BC Cancer recognizes spiritual health as an important part of person-centred care that includes all dimensions of a person: spiritual; physical; mental; emotional; and social.
Spiritual health needs may arise in response to a cancer diagnosis, and individuals may find themselves looking for ways to find meaning and purpose in life, ways to express themselves or ways to connect to their faith or beliefs.
We serve people of all communities, faiths, and religious and non-religious traditions. We support patients, families, and health care staff emotionally and spiritually in moments of need, based on the person’s beliefs, cultural background, values, and practices. We can, if requested, contact faith community leaders.

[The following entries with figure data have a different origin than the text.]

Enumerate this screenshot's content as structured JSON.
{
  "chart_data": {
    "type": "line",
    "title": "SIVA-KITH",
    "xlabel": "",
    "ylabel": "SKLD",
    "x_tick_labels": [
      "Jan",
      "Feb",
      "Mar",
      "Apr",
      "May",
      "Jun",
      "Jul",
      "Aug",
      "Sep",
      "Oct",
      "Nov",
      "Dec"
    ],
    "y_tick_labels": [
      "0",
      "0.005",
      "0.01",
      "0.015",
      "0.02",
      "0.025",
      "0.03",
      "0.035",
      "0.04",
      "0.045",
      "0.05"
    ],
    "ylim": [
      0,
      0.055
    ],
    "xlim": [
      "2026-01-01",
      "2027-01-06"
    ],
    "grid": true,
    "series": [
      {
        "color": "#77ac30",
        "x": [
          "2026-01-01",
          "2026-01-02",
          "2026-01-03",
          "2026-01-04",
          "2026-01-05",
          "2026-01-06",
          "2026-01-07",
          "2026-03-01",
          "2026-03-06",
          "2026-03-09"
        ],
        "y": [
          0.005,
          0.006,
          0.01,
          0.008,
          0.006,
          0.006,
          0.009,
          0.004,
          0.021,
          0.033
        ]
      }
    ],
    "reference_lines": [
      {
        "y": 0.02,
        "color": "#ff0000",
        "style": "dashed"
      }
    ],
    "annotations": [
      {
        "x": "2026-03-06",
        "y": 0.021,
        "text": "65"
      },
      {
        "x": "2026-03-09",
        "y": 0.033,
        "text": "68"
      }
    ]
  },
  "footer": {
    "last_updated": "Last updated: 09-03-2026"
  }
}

When faced with a crisis, people can often experience Spiritual Distress. Spiritual Distress is a response to a disruption of a person’s core spirituality or a lack of spiritual well-being. It is a conflict between an individual’s belief system and lived reality. Spiritual distress can occur when:
- one is waiting for a diagnosis;
- there is a major setback or complications;
- there is pain or suffering;
- one's beliefs don’t support the treatment recommendations;
- one is wishing for a ritual of faith.
Spiritual distress can also affect family members and caregivers, especially when they are responsible for making diffcult and sometimes life-changing decisions on behalf of a loved one or experiencing compassion fatigue.
Spiritual Care is a holistic approach to healthcare which values and affirms spirituality and faith as part of the healing process. We support patients and families during their cancer care and assist them in connecting to their own inner spiritual resources and practices.